Après vingt ans de documentaires, vous passez à la fiction.
Pourquoi ce changement de registre : est-ce par pur désir de cinéma, ou par impossibilité de raconter cette histoire autrement ?
Un peu des deux ! Passer à la fiction est devenu de plus en plus évident pour moi. Au fur et à mesure de mes documentaires, mon dispositif s’en rapprochait de plus en plus. Ce passage m’a donc paru assez naturel.
Et puis oui, ce sujet aurait été difficile à traiter en documentaire,
les personnes interviewées auraient pu se mettre en danger vis-à-
vis de leurs clients ou leurs patrons. Alors ce qu’elles auraient pu
me confier, j’ai voulu le mettre dans la bouche des acteurs ! C’est un
des avantages de la fiction : ça ouvre du possible et ça donne de la
liberté. Dans ce cas précis, la fiction pouvait aussi porter un discours
optimiste. Alors qu’un documentaire sur les impacts de la finance
dans les entreprises, on se serait surtout rapproché du drame (rire)…

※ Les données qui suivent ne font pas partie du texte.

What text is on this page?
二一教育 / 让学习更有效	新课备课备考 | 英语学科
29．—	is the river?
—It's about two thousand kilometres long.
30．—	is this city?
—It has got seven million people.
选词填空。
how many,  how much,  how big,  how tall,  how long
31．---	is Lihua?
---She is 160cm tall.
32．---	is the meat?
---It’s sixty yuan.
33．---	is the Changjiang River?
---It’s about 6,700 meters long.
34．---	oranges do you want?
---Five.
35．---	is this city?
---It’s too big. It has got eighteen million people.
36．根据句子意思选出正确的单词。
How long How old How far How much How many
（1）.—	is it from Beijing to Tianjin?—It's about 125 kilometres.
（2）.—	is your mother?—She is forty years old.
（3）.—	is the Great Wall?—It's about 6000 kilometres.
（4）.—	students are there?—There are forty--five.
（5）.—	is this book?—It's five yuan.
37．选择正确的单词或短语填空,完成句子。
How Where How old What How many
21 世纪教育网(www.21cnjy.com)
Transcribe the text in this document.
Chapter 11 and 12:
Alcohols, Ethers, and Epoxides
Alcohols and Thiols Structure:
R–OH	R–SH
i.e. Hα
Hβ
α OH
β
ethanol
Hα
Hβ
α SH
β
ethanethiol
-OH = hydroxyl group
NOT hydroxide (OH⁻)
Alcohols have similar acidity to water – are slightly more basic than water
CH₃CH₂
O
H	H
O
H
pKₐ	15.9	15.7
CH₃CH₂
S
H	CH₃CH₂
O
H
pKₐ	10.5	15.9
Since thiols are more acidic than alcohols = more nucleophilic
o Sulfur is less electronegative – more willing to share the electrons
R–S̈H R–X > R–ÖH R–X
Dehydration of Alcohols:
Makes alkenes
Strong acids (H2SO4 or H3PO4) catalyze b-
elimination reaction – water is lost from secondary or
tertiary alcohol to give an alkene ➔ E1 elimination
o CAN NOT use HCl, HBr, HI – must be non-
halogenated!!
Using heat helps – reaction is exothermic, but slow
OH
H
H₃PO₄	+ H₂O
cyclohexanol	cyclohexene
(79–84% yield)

C’est vrai qu’on rit dans ce film. On pleure aussi.
Est-ce important pour vous de jouer sur ces émotions ?
J’adore ça. C’est aussi le cas dans mes documentaires. Je crois que cette
façon de faire permet de rendre digeste des mécanismes qui paraissent
complexes ou rebutants au premier abord. Dans Reprise en main, cela
permet de mettre de l’humain dans des stratégies financières où tout est
fait pour perdre le commun des mortels, ceci afin qu’il ait l’impression de
ne plus avoir prise sur quoi que ce soit quant à son devenir.
Appréhendiez-vous le poids du tournage, de l’équipe et du budget ?
C’est sûr que ça a été le grand écart avec mes deux derniers docs…
Avec François Ruffin, on n’était que deux à tourner ! Ça a pu me paraître
vertigineux au départ. Et puis, j’ai immergé toute l’équipe dans mon
milieu, chez moi, dans la vallée de l’Arve. Ils étaient impressionnés par
le décor naturel, les montagnes, les usines et moi par leur présence, leurs
expériences, ça équilibrait les choses. Les comédiens ont tout de suite
été très mobilisés, très concernés par le scénario et leur implication a
rendu le travail extrêmement joyeux et précis. Même s’il pouvait y avoir
une petite place pour l’improvisation dans les scènes de vie, le scénario
et le texte étaient précis notamment sur les opérations et les techniques
financières. Tout était très écrit. On a eu autant de semaines de prépa que
de tournage, ça a été très utile. On a gagné du temps pour le choix des
cadres, les lumières au quotidien sur le tournage. Et les décors naturels,
je les connais bien, on les avait en tête dès l’écriture. Ça facilite le travail.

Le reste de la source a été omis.